For products such as bread or pasta to be labeled whole grain, the FDA says, the grain can be ground, cracked, or flaked, but must retain the same proportions of bran, germ, and endosperm as the intact grain. So far so good.
However, in the process of making whole wheat or whole grain flour, the kernels are pulverized practically to dust, so they’re digested about as quickly as white flour, table sugar, or HFCS. This means that they can spike blood sugar and insulin levels, leading to hunger and prompting you to reach for more of these foods. You’re caught in an unending cycle of cravings and consumption.
But that cycle can be broken, and the Sugar Smart Diet can help you do it. What makes the Sugar Smart Diet unique is that it helps you get at sugar in
all its guises and from all angles
. You learn to identify and cut back on Straight-Up Sugars, Secret Sugars, and Sugar Mimics.
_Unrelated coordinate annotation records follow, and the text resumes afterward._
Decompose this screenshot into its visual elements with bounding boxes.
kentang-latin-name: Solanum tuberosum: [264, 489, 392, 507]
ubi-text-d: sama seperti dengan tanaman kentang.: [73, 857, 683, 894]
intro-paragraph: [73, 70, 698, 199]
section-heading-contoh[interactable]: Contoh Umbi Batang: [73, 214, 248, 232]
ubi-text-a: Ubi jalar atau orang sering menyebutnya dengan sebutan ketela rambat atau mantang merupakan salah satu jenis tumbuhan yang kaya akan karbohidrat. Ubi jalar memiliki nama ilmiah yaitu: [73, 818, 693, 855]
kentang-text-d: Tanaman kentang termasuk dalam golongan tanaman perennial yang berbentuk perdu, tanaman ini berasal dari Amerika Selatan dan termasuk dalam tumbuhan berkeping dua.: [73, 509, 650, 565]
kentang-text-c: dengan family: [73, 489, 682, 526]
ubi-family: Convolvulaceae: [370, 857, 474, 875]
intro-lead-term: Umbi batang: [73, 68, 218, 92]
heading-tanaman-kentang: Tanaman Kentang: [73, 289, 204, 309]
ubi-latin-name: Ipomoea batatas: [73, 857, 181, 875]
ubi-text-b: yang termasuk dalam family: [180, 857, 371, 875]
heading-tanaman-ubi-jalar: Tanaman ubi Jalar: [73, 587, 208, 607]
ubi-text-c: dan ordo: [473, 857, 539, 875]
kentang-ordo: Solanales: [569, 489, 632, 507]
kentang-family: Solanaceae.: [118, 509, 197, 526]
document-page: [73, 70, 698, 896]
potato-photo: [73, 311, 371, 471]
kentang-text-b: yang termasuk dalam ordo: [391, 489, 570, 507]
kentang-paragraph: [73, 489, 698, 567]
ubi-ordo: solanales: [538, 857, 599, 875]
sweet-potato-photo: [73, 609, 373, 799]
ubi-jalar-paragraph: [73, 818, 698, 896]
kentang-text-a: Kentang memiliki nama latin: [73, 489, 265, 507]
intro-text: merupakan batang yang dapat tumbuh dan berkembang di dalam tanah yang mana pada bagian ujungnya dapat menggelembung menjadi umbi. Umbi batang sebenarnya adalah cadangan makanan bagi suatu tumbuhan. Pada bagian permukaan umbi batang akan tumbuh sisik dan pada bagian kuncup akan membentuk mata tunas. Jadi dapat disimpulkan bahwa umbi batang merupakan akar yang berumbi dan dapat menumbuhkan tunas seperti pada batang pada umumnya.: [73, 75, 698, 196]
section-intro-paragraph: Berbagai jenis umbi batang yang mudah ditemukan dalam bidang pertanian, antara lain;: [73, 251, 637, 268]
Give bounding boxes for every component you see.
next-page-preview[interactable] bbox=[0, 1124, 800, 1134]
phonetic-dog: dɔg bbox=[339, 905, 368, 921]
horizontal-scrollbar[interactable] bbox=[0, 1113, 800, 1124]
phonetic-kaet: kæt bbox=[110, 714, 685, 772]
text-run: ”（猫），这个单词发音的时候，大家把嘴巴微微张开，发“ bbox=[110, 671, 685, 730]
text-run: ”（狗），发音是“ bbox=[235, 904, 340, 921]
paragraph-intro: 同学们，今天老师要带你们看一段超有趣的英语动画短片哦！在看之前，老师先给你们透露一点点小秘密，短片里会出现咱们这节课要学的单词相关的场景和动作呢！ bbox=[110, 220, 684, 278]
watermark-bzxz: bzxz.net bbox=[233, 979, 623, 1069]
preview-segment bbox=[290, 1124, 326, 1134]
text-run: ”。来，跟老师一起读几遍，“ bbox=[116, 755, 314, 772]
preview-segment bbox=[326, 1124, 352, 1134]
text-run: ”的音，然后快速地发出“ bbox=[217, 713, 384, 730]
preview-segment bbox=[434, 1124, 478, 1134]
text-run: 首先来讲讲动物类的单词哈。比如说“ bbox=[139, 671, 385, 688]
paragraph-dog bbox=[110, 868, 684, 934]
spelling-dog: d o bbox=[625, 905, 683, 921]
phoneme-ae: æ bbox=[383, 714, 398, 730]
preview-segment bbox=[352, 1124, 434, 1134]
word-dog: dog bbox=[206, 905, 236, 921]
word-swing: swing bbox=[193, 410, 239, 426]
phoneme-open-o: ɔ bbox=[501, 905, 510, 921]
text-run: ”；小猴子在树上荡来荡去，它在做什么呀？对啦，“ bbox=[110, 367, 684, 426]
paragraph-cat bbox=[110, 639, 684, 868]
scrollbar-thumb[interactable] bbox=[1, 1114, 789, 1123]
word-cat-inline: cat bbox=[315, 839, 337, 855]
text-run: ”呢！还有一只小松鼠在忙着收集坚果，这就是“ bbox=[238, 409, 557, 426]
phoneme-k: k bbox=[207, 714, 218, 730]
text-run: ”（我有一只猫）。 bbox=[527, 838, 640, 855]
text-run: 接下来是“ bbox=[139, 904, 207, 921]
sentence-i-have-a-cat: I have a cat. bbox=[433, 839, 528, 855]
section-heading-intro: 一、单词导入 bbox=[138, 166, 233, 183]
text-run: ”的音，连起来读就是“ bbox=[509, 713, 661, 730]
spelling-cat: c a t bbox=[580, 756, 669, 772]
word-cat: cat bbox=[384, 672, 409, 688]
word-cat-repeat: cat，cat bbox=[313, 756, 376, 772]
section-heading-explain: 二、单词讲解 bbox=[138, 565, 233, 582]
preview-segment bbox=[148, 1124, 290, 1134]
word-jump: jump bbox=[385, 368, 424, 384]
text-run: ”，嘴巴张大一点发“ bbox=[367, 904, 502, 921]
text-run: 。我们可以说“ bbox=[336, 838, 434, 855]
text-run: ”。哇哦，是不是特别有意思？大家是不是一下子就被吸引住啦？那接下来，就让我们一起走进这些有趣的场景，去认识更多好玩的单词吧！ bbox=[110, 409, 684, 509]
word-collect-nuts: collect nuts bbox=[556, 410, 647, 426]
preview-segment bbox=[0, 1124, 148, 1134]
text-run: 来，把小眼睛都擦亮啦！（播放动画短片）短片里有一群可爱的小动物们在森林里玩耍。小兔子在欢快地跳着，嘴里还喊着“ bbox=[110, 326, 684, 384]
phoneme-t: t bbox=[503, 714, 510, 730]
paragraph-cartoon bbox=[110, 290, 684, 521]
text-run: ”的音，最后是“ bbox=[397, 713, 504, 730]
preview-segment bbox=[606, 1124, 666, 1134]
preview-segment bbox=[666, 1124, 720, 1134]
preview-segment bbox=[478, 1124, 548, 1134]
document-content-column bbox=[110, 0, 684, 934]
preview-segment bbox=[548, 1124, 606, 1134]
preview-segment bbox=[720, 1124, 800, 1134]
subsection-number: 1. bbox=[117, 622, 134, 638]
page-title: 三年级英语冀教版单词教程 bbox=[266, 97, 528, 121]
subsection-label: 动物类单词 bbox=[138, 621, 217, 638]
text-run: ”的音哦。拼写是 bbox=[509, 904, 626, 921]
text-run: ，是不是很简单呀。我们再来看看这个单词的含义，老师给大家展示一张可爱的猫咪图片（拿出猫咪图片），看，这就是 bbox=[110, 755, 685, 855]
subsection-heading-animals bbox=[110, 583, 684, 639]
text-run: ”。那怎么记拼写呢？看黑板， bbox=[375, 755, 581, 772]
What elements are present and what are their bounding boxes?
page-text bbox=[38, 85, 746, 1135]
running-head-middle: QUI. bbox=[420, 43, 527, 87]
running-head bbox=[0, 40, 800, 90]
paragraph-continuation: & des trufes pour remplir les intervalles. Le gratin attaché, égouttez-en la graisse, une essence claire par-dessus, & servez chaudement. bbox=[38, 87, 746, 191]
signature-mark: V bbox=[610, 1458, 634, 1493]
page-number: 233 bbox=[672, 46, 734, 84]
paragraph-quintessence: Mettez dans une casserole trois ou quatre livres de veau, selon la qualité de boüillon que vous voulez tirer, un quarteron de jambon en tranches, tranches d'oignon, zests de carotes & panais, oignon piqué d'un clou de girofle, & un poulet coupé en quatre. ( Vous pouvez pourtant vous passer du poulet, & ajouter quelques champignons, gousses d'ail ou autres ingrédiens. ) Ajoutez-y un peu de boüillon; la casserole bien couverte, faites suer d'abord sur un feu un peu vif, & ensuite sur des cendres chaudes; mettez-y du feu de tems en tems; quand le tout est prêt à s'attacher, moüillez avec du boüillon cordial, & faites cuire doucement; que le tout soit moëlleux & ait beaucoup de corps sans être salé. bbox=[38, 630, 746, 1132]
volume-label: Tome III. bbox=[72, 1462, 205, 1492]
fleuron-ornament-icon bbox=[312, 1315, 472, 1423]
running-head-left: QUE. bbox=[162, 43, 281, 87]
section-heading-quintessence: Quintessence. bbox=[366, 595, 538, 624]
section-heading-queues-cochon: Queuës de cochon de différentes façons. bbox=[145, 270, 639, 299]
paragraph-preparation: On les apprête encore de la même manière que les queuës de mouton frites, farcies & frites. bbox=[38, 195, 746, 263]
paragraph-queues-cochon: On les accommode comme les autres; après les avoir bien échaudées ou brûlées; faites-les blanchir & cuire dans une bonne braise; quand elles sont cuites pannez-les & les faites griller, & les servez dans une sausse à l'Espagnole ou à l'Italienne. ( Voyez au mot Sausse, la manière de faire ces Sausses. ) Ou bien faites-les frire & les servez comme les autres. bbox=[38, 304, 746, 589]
You learn to face and manage the physical and emotional pull of sugar. Our 32-day plan combines the power of healthy, whole foods, physical activity, emotional coping strategies, and sugar know-how to help you outsmart sugar cravings without feeling hungry or deprived—and lose weight and improve your health in the process. It will get you off that sugar merry-go-round and quench those nearly unstoppable cravings once and for all, by showing you how to hit your sugar reset button.